The rate increase would not change minds or hearts, argued Haas and could actually encourage more to present the flag on the property.
“It would be nice if it were just as easy to ban racism by banning a flag,” he said. “That flag is just a symbol. If the person still has that in their heart, banning the flag won’t do anything.”
Even if it doesn’t eliminate racism, Dunne believes a benefit could still be derived from his plan.
“Their hate will fund things for kids,” he said, referring to the pool. “Right now, their hate is just making our city look bad. What we should do is use their hate to make our city look better.”

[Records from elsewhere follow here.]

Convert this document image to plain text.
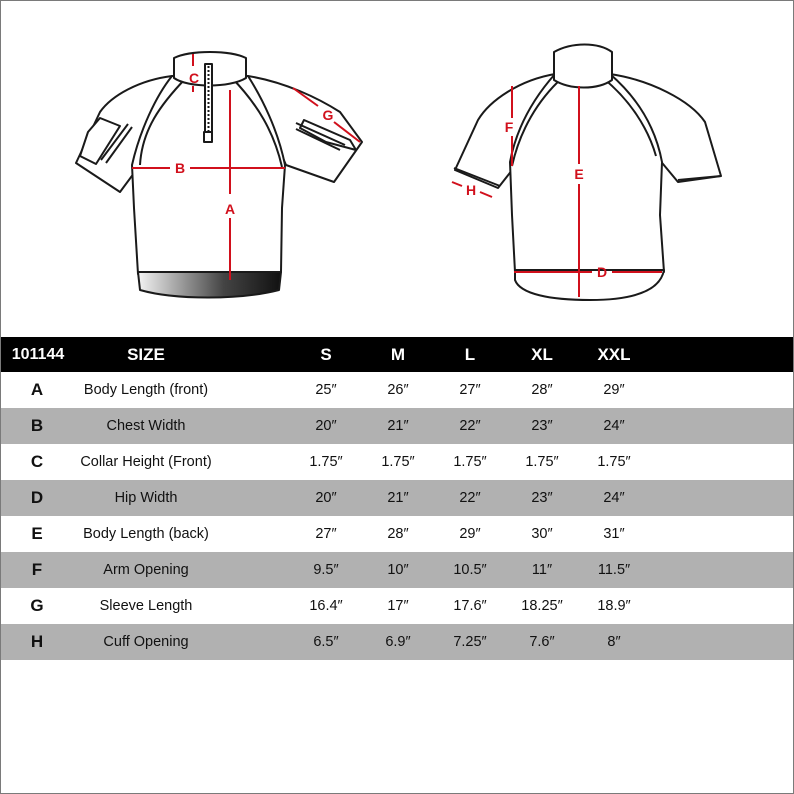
A
B
C
G
D
E
F
H
101144	SIZE	S	M	L	XL	XXL
A	Body Length (front)	25″	26″	27″	28″	29″
B	Chest Width	20″	21″	22″	23″	24″
C	Collar Height (Front)	1.75″	1.75″	1.75″	1.75″	1.75″
D	Hip Width	20″	21″	22″	23″	24″
E	Body Length (back)	27″	28″	29″	30″	31″
F	Arm Opening	9.5″	10″	10.5″	11″	11.5″
G	Sleeve Length	16.4″	17″	17.6″	18.25″	18.9″
H	Cuff Opening	6.5″	6.9″	7.25″	7.6″	8″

The market demand will determine the effectiveness of the increase, said City Auditor Trent Williams, where the higher cost could push some away from renting. Gordon countered by saying the lot has been filled in years past, meaning the cost “can’t be too absorbent.”
Sentiment toward the flag has been stated clearly by Council, which Gordon says runs in contrast to the city’s message of inclusiveness. The agreement with “Watch Me Grow Ohio” that waived the three-reading rule earlier on Jan.11 is more along the lines of their goal.
The ordinance permits a lease agreement where murals will be dedicated on the flood wall adjacent to the very campground where the flags have been spotted.
“We have a city that cultivates a welcome in all parts of the city to all people,” she said, the beforementioned measure passing with unanimous support. “This is just a bad place for this to be out.”
4th Ward Councilwoman Lynette Mosley, an African American woman, often fishes down near the campground. The flag’s presence is always noted by her when visible.
“If I see those flags, immediately I get this fear and I think to myself, uh. Oh, here’s trouble,” she said, nominated to the seat in November. “We go another way because to me that flag represents hate and trouble.”
The item did not move into the conference agenda and discussions for the next session Jan. 25 could include the campgrounds lease agreement that Sutherland will gather and details from Gordon regarding a conversation with a New York lawmaker, whose state recently passed a measure that banned the sale and presentation of hate symbols on state property.